Sunday, July 28, 2013

My Early Real Estate Transactions: Contracts for Contractors



Back in 2005 I saw a building for sale on a main road near my parent’s property in North Carolina.  The road is a well-traveled and busy thoroughfare so I thought it would be a great investment for a commercial property.  Aside from the location the asking price was around $25,000.  That, I thought, was a steal.  I contacted the owner went through the negotiation process and bought the property at $22,000.  

Now the property needed some renovation so I asked some of the people my dad knew in the area about renovations and they recommended a guy to me who wasn’t licensed but did great work.  I contracted the job out to him and he started work.  I told him that my payments to him in the beginning would be small but that I would have more money to give him in a month or so.  This was my first mistake.  I should have drawn up a contract and clarified everything in writing.  

They contractor complained a few weeks in about getting payment and I told him that I had a large payment that was coming in a couple weeks.  When I did pay him, I gave him extra to pay for future work so he wouldn’t feel neglected.  To my dismay, he took the money and ran.  I never heard from him again, neither did the guys who recommended him ever hear from him either.  It was a dramatic and painful first lesson to rehabbing.

Because the work was still incomplete I asked a buddy of mine who owned several properties what she knew about renovations (because I was totally clueless as a newbie).  She actually had a guy working for her who had family in NC and said that he could come down and work on the project.  He wasn’t licensed either but I trusted my friend.  This time around I drafted a contract for the work.

This new contractor actually worked his tail off and did a lot of the work the other guy didn’t complete.  Unfortunately his work was nowhere near the quality of the previous contractor.  After he was done I had to hire another contractor to come and correct some of the issues that were unresolved.

All in all I spent about $7,000 to get the place renovated and was able to appreciate the value at the time to around $50,000.  Although it could have been better, it was a good first investment and I learned a lot.   

Tuesday, July 16, 2013

The Best Strategy For Private Money: Buy and Hold or Fix and Flip



By tungphoto, published on 10 March 2011
Stock Photo - image ID: 10033486
Deciding on a lender can make or break a deal because the profit margin depends on your interest rate, points and loan term.  Having a low interest rate can keep your costs low and for buy and hold investors this is crucial in determining if a deal is profitable.  For fix and flip properties the interest rate is not as important just so long as you can turn the property around and sell it in a short period of time.  The key for fix and flip deals is to keep the points low and to also have a buffer of time in case the renovation is taking longer than expected.  However the longer you have a loan for renovation the more money you’re spending which can eat into your profits in the long run.

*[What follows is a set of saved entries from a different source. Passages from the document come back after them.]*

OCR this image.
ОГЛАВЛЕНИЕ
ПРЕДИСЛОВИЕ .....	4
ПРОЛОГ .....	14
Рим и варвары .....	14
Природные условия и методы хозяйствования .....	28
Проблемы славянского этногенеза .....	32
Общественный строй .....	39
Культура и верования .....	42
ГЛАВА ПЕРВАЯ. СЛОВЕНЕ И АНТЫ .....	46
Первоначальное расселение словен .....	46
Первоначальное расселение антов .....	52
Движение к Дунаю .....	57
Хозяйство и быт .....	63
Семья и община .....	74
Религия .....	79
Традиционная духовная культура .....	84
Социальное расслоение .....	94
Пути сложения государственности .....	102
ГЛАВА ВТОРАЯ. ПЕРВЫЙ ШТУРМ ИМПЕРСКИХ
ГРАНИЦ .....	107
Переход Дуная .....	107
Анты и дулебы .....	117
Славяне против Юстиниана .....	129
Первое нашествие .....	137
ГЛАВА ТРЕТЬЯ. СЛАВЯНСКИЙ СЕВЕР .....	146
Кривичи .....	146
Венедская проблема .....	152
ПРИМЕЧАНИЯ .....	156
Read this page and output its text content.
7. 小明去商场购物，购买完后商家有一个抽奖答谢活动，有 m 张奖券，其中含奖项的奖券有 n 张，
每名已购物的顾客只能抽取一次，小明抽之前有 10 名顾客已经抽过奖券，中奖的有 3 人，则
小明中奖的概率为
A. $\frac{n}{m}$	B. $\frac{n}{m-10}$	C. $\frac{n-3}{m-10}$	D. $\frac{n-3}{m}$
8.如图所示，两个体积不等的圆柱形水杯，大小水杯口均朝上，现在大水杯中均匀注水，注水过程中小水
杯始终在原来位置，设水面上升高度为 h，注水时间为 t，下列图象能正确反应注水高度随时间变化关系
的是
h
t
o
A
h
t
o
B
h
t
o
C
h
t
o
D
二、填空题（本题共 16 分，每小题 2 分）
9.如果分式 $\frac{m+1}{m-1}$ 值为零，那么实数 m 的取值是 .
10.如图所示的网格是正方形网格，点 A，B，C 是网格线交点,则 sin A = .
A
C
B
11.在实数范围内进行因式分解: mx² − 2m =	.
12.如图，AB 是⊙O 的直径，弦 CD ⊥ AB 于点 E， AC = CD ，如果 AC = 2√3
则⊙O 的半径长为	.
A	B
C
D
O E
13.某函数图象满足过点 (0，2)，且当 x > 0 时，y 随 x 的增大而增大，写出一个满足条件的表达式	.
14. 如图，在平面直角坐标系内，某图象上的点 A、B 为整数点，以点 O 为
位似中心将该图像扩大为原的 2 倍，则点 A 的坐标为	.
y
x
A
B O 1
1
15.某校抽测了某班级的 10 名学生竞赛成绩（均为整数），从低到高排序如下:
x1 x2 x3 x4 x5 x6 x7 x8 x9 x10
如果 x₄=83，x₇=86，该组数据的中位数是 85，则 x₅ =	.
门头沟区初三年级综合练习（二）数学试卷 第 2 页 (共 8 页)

Private Money lenders are more suitable for fix and flip properties than they are for buy and hold but you can make it work for a buy and hold property if it’s your last option.  For people who have bad credit, private money is usually the only option and that means you have to have really high profit potential from a property to make it worthwhile for a buy and hold property.  

One way to make private money work for a buy and hold scenario is to buy the property and then use it for collateral for a bank loan.  Banks are more likely to give you a loan if you have real estate as collateral.  This way you can pay off your private money loan faster, get a lower rate from a bank and save money on your rentals.  Community banks and credit unions are the best option for rates and more lenient terms than larger banks.  

Just remember that private money is for short term solutions and make sure you create a relationship with your private money lender so they will be more willing to loan to you again.